А удар оказался страшен. Перехватив злополучного уродца за кисть руки, эквилибристка дернула его в свою сторону, тотчас же набросившись на обмякшее тельце. Подобно дикому зверю, она впилась в шею, раздирая бархатную ливрею. С хрустом вставали на место ее позвонки, обретали подвижность покалеченные ноги. Красные на белом, на трико расцветали пятна. Пара минут оглушительной тишины – и тварь, все еще сохраняющая миловидный облик, отшвырнула свою жертву, изготовившись для прыжка.
В задних рядах возникла давка. Кто-то из бедняков пытался покинуть проклятое представление, иные же сохраняли безмолвие, очарованные творящимся на арене безумством. Привычный цирковой шатер позволил бы избежать столпотворения, пусть и ценой изорванного брезента. Новое же здание, выстроенное по всем стандартам качества, не подразумевало пути через стены. Кого-то оттеснили от выхода, кого-то уронили на пол, топча ногами…

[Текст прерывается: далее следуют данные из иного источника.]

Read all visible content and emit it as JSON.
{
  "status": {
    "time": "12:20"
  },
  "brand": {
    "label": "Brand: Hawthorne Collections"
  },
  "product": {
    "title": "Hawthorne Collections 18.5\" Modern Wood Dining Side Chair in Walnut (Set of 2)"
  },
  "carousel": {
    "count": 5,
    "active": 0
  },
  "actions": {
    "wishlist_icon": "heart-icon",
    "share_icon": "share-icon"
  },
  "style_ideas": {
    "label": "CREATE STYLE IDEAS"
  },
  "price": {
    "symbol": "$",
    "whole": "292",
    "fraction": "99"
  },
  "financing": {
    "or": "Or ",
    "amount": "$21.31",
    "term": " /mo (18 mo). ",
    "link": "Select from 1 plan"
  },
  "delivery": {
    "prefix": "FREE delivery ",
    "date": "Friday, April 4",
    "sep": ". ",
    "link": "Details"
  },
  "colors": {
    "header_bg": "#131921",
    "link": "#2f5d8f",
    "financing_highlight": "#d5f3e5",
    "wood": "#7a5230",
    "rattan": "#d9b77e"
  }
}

Оглянувшись назад, я едва не отвлекся от главного. Один за другим прозвучали шесть револьверных выстрелов. Выронив букет, богатый джентльмен стрелял практически в упор, и каждая из его пуль достигла цели. Не иначе, они были заговоренными – чем еще можно было объяснить огромные сквозные раны с оплавившимися краями? Почти по-детски ойкнув, тварь успела отступить на шаг, прежде чем рухнуть на пол дымящейся грудой мяса и костей. Дуновение невидимого ветерка – и серебристый пепел тонкой струйкой развеялся по ветру.
Лопнула невидимая нить – напряжение, державшееся с момента восстания чудовища, схлынуло. Публика спешила покинуть свои места, и на сей раз бедняг, прикованных к месту ужасом, вовсе не осталось. Помимо Доннована – тот, вжавшись в кресло, так и буравил арену невидящим взглядом. Угроза, исходящая от него, ощущалась столь отчетливо, что спешащие к выходу соседи предпочитали избегать нас, выбирая другие пути.
Большинство стремилось к обычным выходам, но некоторые предпочли скрыться за кулисами, в подсобных помещениях. Ярко разряженные жонглеры тащили туда же героического стрелка. Тот выглядел совсем дурно, еле переступая ногами и сиюминутно оглядываясь в сторону еще видневшегося пепельного следа. Какая-то женщина, не боясь выпачкать платье, ловко вскарабкалась на барьер, подхватив истерзанного лилипута и поспешив за остальными.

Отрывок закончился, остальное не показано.